Menopause & Estrogen: Whats the Connection?

Our cultural understanding of menopause has reached mythological proportions. The hot flashes and migraines are the stuff of legends. But for many women, the experience of menopause goes far beyond the physical manifestations of a body in limbo. For them, the effects of menopause live and reside inside their deepest emotions and their everyday mental functioning.

Faulty memories, severe depressive episodes, and emotions out of control -- these, too, are symptoms of menopause, and more and more researchers are beginning to unfold the biological foundations for these effects. Most studies center on the star of the hormonal show, estrogen.

Estrogen is the hormone responsible for distinctly female physical features, like breasts and menstruation. Estrogen levels rise during puberty and remain fairly stable for most of a woman's adult life, until she reaches menopause. During menopause, estrogen levels begin to decrease. Menstrual periods stop, and bone mass begins to decrease.

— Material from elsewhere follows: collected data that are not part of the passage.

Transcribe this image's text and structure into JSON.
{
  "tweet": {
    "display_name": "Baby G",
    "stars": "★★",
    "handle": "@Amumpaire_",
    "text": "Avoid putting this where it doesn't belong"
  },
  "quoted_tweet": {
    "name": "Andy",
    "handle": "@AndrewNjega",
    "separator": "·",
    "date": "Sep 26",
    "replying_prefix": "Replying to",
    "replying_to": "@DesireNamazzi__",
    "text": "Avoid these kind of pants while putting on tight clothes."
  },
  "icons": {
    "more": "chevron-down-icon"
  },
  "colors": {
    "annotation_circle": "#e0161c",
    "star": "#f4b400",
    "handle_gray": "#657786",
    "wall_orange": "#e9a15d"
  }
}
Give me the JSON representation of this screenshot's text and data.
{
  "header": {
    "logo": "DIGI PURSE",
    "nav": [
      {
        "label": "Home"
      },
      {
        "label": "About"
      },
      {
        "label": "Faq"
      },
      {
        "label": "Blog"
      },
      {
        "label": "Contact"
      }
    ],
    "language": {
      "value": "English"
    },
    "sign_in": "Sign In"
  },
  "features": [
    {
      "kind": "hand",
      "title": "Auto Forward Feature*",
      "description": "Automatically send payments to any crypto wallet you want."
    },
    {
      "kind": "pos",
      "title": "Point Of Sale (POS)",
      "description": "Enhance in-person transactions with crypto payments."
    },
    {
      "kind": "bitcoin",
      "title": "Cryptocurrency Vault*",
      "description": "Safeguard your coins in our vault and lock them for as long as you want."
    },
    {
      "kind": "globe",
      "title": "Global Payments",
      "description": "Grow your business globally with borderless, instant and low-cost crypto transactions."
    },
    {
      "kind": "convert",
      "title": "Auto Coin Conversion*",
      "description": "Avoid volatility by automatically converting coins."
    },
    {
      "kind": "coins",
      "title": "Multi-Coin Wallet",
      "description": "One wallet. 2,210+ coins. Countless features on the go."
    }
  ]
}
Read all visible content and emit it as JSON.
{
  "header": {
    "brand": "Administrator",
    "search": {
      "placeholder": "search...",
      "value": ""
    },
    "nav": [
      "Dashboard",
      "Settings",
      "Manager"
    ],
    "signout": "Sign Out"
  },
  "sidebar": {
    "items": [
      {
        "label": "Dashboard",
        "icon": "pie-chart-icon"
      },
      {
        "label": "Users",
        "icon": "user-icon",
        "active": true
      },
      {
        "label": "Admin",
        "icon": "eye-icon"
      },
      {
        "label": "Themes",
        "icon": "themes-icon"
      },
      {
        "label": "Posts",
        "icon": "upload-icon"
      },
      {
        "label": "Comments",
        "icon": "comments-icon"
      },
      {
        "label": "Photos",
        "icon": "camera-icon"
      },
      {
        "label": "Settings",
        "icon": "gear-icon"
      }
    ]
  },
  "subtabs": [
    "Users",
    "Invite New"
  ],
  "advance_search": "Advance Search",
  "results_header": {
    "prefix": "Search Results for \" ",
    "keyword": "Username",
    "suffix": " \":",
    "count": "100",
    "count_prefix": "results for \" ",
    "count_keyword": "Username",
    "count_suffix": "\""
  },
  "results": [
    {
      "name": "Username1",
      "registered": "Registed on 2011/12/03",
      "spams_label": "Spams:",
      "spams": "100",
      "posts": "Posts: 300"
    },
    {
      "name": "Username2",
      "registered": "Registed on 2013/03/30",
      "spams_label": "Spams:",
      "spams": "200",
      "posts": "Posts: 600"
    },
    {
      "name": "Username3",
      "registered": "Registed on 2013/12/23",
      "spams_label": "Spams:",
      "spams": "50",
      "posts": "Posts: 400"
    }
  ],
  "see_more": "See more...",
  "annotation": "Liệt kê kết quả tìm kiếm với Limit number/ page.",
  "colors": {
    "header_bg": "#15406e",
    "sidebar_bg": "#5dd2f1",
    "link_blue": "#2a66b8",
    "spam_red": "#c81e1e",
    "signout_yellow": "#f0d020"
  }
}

As early as the 1950s, doctors began prescribing hormone replacement therapies to menopausal women to regulate their estrogen levels and alleviate the tormenting effects of menopause. But a large scale study conducted in the 1990s seemed to connect increased risk of heart disease, stroke, and death to hormone replacement therapies. Many doctors (and women) decided to proceed with caution.

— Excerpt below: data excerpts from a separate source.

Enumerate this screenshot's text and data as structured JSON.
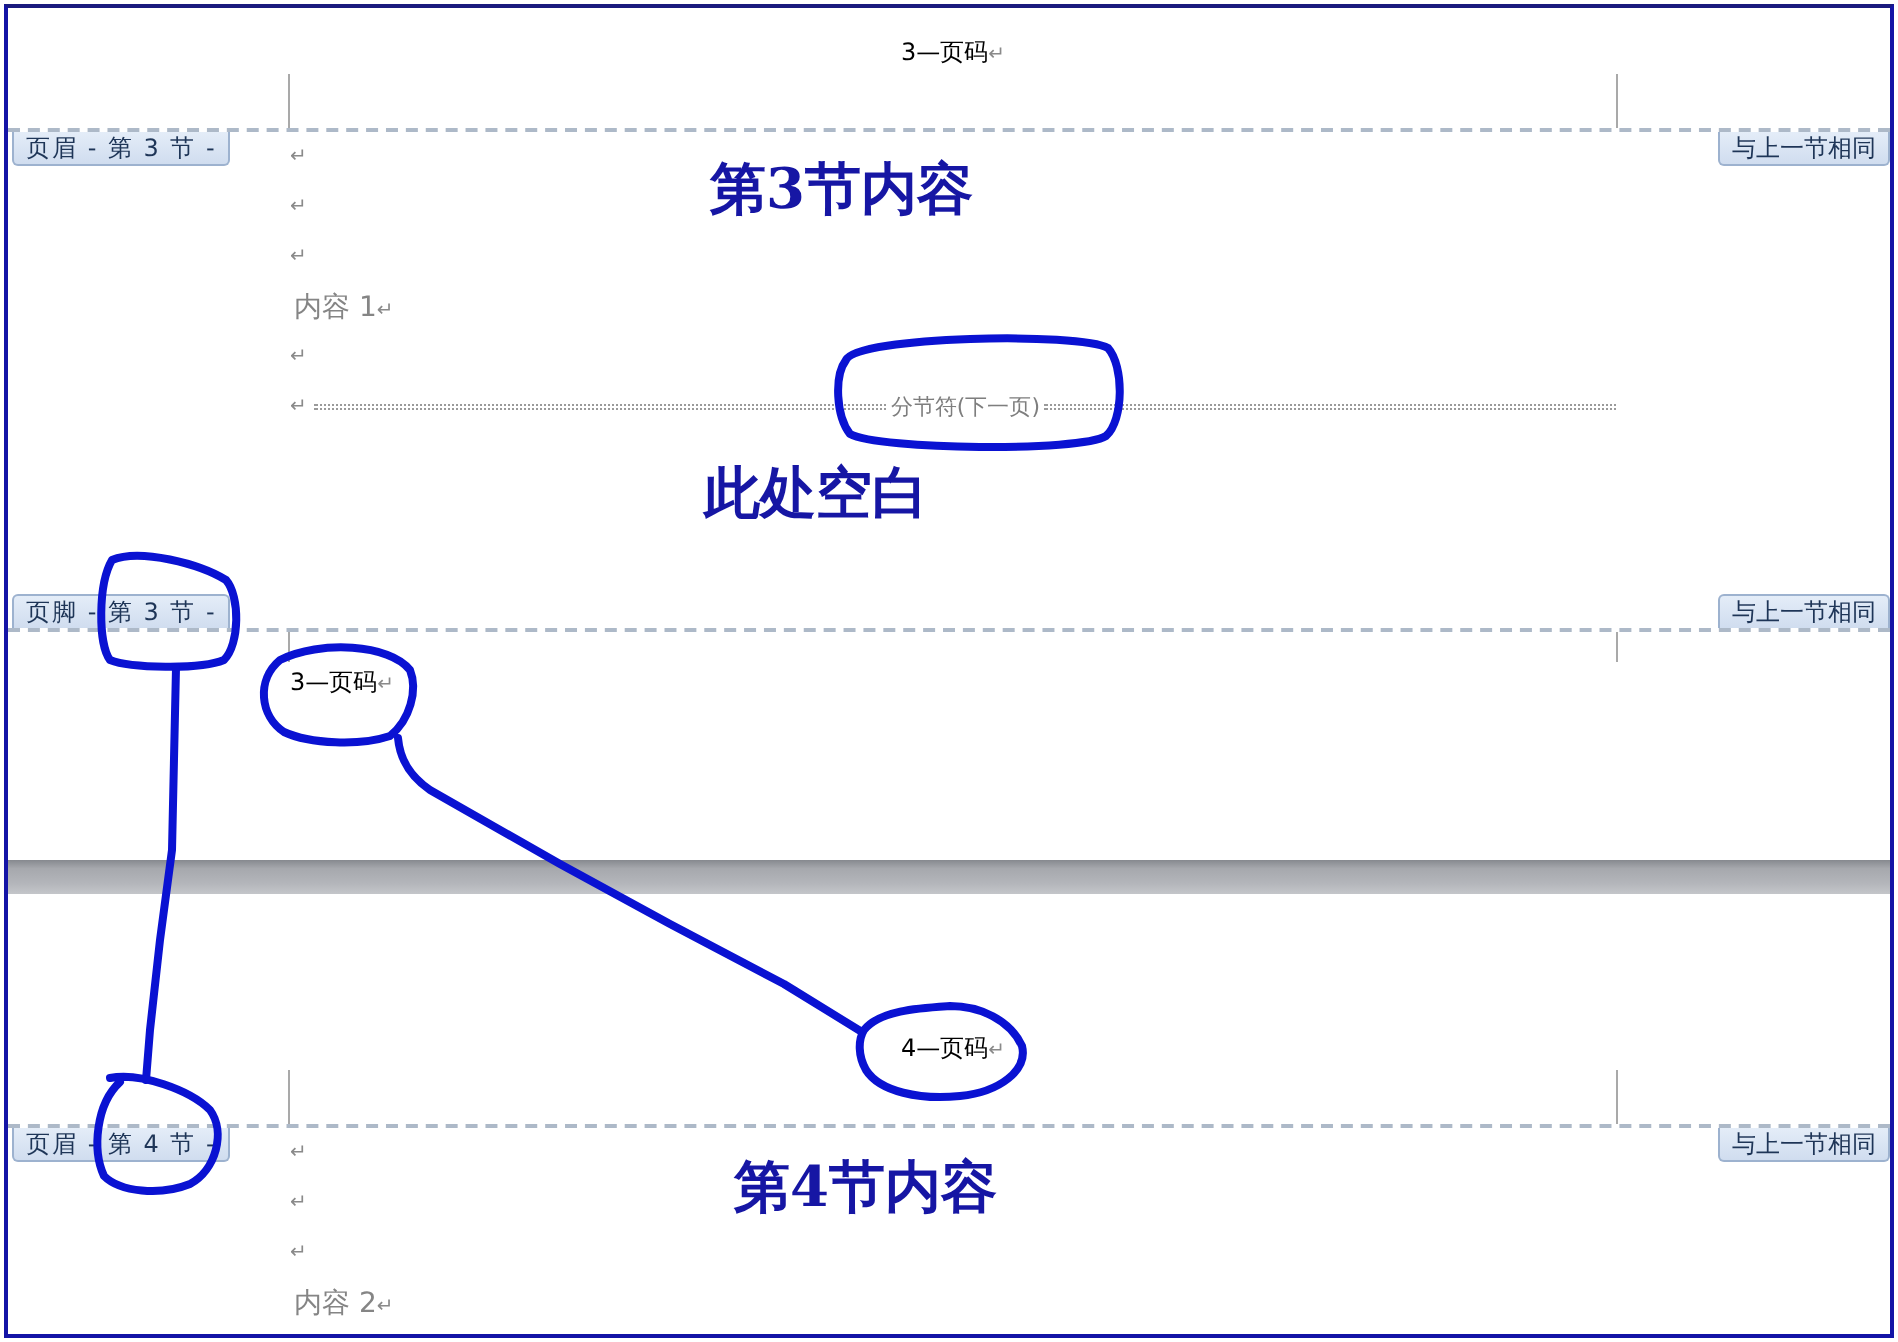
{
  "pages": [
    {
      "header": {
        "section_label": "页眉 - 第 3 节 -",
        "link_label": "与上一节相同",
        "text": "3—页码",
        "mark": "↵"
      },
      "body": [
        {
          "kind": "mark",
          "mark": "↵"
        },
        {
          "kind": "mark",
          "mark": "↵"
        },
        {
          "kind": "mark",
          "mark": "↵"
        },
        {
          "kind": "text",
          "text": "内容 1",
          "mark": "↵"
        },
        {
          "kind": "mark",
          "mark": "↵"
        },
        {
          "kind": "section_break",
          "mark": "↵",
          "text": "分节符(下一页)"
        }
      ],
      "footer": {
        "section_label": "页脚 - 第 3 节 -",
        "link_label": "与上一节相同",
        "text": "3—页码",
        "mark": "↵"
      }
    },
    {
      "header": {
        "section_label": "页眉 - 第 4 节 -",
        "link_label": "与上一节相同",
        "text": "4—页码",
        "mark": "↵"
      },
      "body": [
        {
          "kind": "mark",
          "mark": "↵"
        },
        {
          "kind": "mark",
          "mark": "↵"
        },
        {
          "kind": "mark",
          "mark": "↵"
        },
        {
          "kind": "text",
          "text": "内容 2",
          "mark": "↵"
        }
      ]
    }
  ],
  "annotations": [
    "第3节内容",
    "此处空白",
    "第4节内容"
  ]
}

However, a reevaluation of the estrogen study seemed to suggest that the findings were only relevant for women well-past the general age of menopause. The risk existed for women in their 70s, but no conclusive evidence was available for women in their 50s, the normal decade for women to enter menopause.New research has revealed that menopause is not a simple decreasing of estrogen. Instead, estrogen levels seem to peak and crash throughout menopause, causing the exhausting emotional upheavals that are all too common and well-known.The newest theory, presented by researcher Roberta Brinton, is that estrogen administered to women in their 50s can not only aid the symptoms of menopause, but also protect the brain from degenerative diseases like Alzheimer's. The same dosage given to women in their 60s can have the opposite effects. Timing, then, is everything.But for as long as women have been going through menopause, the research is still inconclusive, and clinical trials are still evaluating the risks and benefits of estrogen and progesterone treatment therapies. The only conclusion, it seems, that there is still a long way to go before we understand what, exactly, is happening in our brains during menopause.